In your case, BASE can be 3 and NumAt(i) can be arr[i] + 1.

  • »
    »
    8 лет назад, # ^ |
      Проголосовать: нравится 0 Проголосовать: не нравится

    And how do we ensure it won't have any collisions?

    • »
      »
      »
      8 лет назад, # ^ |
        Проголосовать: нравится +3 Проголосовать: не нравится

      Consider a string containing digits from 0 to 9. Let's say that its hash will be its decimal representation. See any collisions?

    • »
      »
      »
      8 лет назад, # ^ |
        Проголосовать: нравится +1 Проголосовать: не нравится

      In rolling hash you actually take the numbers modulo a prime P, because you expect the amount of unique strings to be much more than your data type can handle. So its' really h[i] = (BASE*h[i-1] + NumAt(i)) % P.

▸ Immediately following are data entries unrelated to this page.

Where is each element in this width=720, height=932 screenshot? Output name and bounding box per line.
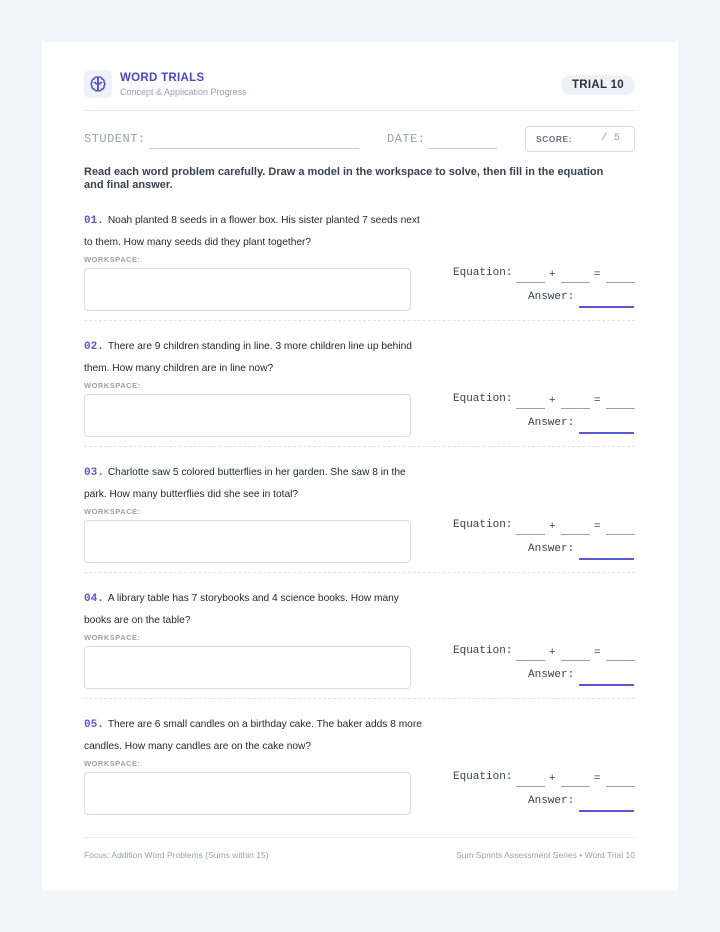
equation-addend-1-blank[interactable] — [516, 786, 545, 787]
problem-number: 02. — [84, 341, 104, 353]
problem-text: There are 6 small candles on a birthday cake. The baker adds 8 more candles. How many candles are on the cake now? — [84, 719, 422, 752]
plus-sign: + — [549, 268, 556, 280]
workspace-label: WORKSPACE: — [84, 759, 141, 768]
equals-sign: = — [594, 646, 601, 658]
equation-sum-blank[interactable] — [606, 282, 635, 283]
equation-label: Equation: — [453, 645, 513, 657]
instructions: Read each word problem carefully. Draw a model in the workspace to solve, then fill in the equation and final answer. — [84, 166, 604, 191]
problem-number: 04. — [84, 593, 104, 605]
workspace-label: WORKSPACE: — [84, 381, 141, 390]
worksheet-footer — [84, 837, 635, 860]
equation-addend-2-blank[interactable] — [561, 282, 590, 283]
student-info-row — [84, 126, 635, 152]
plus-sign: + — [549, 772, 556, 784]
workspace-box[interactable] — [84, 394, 411, 437]
equation-sum-blank[interactable] — [606, 534, 635, 535]
problem-question — [84, 462, 424, 505]
workspace-box[interactable] — [84, 268, 411, 311]
answer-blank[interactable] — [579, 432, 634, 434]
equals-sign: = — [594, 268, 601, 280]
equation-addend-2-blank[interactable] — [561, 660, 590, 661]
date-label: DATE: — [387, 132, 426, 146]
plus-sign: + — [549, 520, 556, 532]
footer-focus: Focus: Addition Word Problems (Sums within 15) — [84, 850, 269, 860]
score-label: SCORE: — [536, 134, 573, 144]
problem-number: 05. — [84, 719, 104, 731]
equals-sign: = — [594, 394, 601, 406]
score-total: / 5 — [601, 132, 620, 144]
equation-sum-blank[interactable] — [606, 660, 635, 661]
answer-label: Answer: — [528, 291, 575, 303]
problem-text: A library table has 7 storybooks and 4 science books. How many books are on the table? — [84, 593, 399, 626]
answer-label: Answer: — [528, 795, 575, 807]
equation-addend-2-blank[interactable] — [561, 786, 590, 787]
workspace-label: WORKSPACE: — [84, 507, 141, 516]
equation-addend-1-blank[interactable] — [516, 534, 545, 535]
equation-sum-blank[interactable] — [606, 786, 635, 787]
problem-card — [84, 210, 635, 321]
equation-addend-1-blank[interactable] — [516, 282, 545, 283]
answer-blank[interactable] — [579, 810, 634, 812]
workspace-box[interactable] — [84, 646, 411, 689]
problem-card — [84, 588, 635, 699]
workspace-box[interactable] — [84, 772, 411, 815]
problem-question — [84, 714, 424, 757]
plus-sign: + — [549, 394, 556, 406]
brand-subtitle: Concept & Application Progress — [120, 87, 247, 97]
equation-addend-1-blank[interactable] — [516, 408, 545, 409]
problem-text: There are 9 children standing in line. 3 more children line up behind them. How many children are in line now? — [84, 341, 412, 374]
worksheet-header — [84, 70, 635, 111]
equation-addend-2-blank[interactable] — [561, 534, 590, 535]
date-field[interactable] — [428, 148, 497, 149]
problem-text: Charlotte saw 5 colored butterflies in her garden. She saw 8 in the park. How many butterflies did she see in total? — [84, 467, 406, 500]
equals-sign: = — [594, 520, 601, 532]
footer-series: Sum Sprints Assessment Series • Word Trial 10 — [455, 850, 635, 860]
problem-text: Noah planted 8 seeds in a flower box. His sister planted 7 seeds next to them. How many seeds did they plant together? — [84, 215, 420, 248]
brand-title: WORD TRIALS — [120, 72, 205, 84]
equation-label: Equation: — [453, 519, 513, 531]
answer-label: Answer: — [528, 669, 575, 681]
answer-blank[interactable] — [579, 684, 634, 686]
workspace-box[interactable] — [84, 520, 411, 563]
answer-label: Answer: — [528, 543, 575, 555]
student-label: STUDENT: — [84, 132, 146, 146]
plus-sign: + — [549, 646, 556, 658]
workspace-label: WORKSPACE: — [84, 633, 141, 642]
problem-card — [84, 462, 635, 573]
answer-blank[interactable] — [579, 558, 634, 560]
problem-question — [84, 210, 424, 253]
problem-question — [84, 588, 424, 631]
equation-addend-2-blank[interactable] — [561, 408, 590, 409]
student-name-field[interactable] — [149, 148, 359, 149]
problem-question — [84, 336, 424, 379]
brain-icon — [84, 70, 112, 98]
equation-addend-1-blank[interactable] — [516, 660, 545, 661]
equation-label: Equation: — [453, 267, 513, 279]
equals-sign: = — [594, 772, 601, 784]
problem-card — [84, 336, 635, 447]
problem-number: 01. — [84, 215, 104, 227]
score-box[interactable] — [525, 126, 635, 152]
equation-label: Equation: — [453, 771, 513, 783]
answer-blank[interactable] — [579, 306, 634, 308]
worksheet-page — [42, 42, 678, 890]
problem-card — [84, 714, 635, 824]
answer-label: Answer: — [528, 417, 575, 429]
equation-sum-blank[interactable] — [606, 408, 635, 409]
trial-badge: TRIAL 10 — [561, 75, 635, 95]
problem-number: 03. — [84, 467, 104, 479]
workspace-label: WORKSPACE: — [84, 255, 141, 264]
equation-label: Equation: — [453, 393, 513, 405]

      You can't ensure there won't be any collisions, because the only way to perfectly represent 2^n different objects is with 2^n different values. Thing is, with this hash, with prime P and BASE preferably a prime bigger than the size of your alphabet (in this case (0,1)) you can assume your hash values are uniformly and randomly distributed over the interval [0,P-1]. That is, the probability of collision is two different strings having the same random hash value, which is 1/P. By picking P around 10^9 this is already 1/10^9 per query, and by doing tricks like taking a pair of hashes (two different bases / mods and saying s1 = s2 only when (hash1(s1), hash2(s1)) = (hash1(s2),hash2(s2)) you can reduce this probability even further.

»
8 лет назад, # |
  Проголосовать: нравится +40 Проголосовать: не нравится

All permutations of 0 and 1 are only [0,1] and [1,0]. So h([0,1]) = 0 and h([1,0]) = 1 works.

  • »
    »
    8 лет назад, # ^ |
      Проголосовать: нравится -16 Проголосовать: не нравится

    no there is an array consisting of 0 and 1s and that array is permutation

    eg: [1,0,1,1,1,0,1,0]

»
8 лет назад, # |
  Проголосовать: нравится +5 Проголосовать: не нравится

If you don't want to see any collision, I think you can insert all strings to a binary Trie and use the position of the endpoint to denote a string. Obviously there can't be any collision.